I spent a lot of time writing movie reviews over the years and I always referred to that style of acting as "The John Wayne Syndrome", where no matter what the movie, what the character he portrayed, he was always John Wayne.

But I loved him in *The Searchers*, one of his best roles.


----------



## Warrigal (Nov 22, 2013)

Male eye candy is nearly always gay.
There are exceptions. 
Hugh Jackman springs to mind.


----------



## Jackie22 (Nov 22, 2013)

One thing that really turns me off to the old movies is the stupid background music, admittedly, they are the REALLY old ones, but still..

I used to like Robert Mitchum too....remember that cool walk he had and the ever present cigarette smoke.


----------



## Diwundrin (Nov 22, 2013)

Ha!
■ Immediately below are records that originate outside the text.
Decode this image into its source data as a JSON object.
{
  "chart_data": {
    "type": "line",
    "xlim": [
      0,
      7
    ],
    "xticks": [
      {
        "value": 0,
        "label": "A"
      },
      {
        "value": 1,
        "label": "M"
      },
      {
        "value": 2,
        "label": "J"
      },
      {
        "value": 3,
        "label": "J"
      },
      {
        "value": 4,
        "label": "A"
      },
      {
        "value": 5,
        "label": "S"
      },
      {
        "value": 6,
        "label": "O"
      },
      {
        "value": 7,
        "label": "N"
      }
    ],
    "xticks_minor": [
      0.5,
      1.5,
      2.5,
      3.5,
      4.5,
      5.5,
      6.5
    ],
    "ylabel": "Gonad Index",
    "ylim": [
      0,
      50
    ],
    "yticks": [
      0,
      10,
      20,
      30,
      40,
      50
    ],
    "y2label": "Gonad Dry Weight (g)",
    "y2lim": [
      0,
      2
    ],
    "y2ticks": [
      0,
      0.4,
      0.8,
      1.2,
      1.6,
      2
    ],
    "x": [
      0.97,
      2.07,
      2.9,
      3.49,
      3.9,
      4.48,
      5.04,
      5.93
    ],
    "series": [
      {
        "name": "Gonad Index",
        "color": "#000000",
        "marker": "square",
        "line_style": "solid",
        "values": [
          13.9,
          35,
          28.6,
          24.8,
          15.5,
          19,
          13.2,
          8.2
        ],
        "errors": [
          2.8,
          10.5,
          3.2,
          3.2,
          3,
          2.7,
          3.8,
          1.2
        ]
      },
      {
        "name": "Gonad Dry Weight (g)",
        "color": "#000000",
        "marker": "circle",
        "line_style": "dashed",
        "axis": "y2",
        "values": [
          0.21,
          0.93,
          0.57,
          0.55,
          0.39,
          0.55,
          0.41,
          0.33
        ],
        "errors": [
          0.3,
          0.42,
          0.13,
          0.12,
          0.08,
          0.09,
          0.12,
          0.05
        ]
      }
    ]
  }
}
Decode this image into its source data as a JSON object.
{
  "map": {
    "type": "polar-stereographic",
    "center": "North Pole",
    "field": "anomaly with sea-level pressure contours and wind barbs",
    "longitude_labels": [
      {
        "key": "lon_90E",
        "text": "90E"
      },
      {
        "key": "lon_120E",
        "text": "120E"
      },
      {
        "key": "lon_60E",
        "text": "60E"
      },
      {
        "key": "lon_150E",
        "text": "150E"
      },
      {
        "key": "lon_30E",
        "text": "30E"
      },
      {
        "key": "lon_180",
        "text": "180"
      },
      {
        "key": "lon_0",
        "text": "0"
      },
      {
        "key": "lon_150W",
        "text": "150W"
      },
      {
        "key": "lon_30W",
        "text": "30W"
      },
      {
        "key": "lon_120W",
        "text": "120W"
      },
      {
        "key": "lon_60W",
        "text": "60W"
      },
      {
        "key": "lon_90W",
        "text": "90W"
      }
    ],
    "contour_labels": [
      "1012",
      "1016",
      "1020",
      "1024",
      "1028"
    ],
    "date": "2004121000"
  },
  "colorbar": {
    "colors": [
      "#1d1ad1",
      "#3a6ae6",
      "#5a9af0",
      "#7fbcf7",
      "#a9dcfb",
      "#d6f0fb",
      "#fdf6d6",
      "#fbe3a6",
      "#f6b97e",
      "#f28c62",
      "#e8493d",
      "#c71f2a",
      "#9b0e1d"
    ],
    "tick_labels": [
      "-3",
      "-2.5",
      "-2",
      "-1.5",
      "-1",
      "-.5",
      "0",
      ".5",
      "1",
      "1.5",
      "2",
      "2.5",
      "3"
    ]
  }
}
Just got an email from Amazon with a list of movies on pre order, most of them are John Wayne classics ....  d e l e t e.


----------



## That Guy (Nov 22, 2013)

I love the old flicks!  Watched a couple gangster flicks from the early forties last weekend.  Most enjoyable.


----------



## Old Hipster (Nov 22, 2013)

I'm a film noir fan.
 You can't do better than a good noir, cheesy dialogue, men in suits and hats, femme fatales and everybody smoked up a storm, and a sucker couldn't catch an even break. Then you have all the great old cars.

The world really went to hell when men stopped wearing fedoras. I miss the 1950's. Wah!!!!!


----------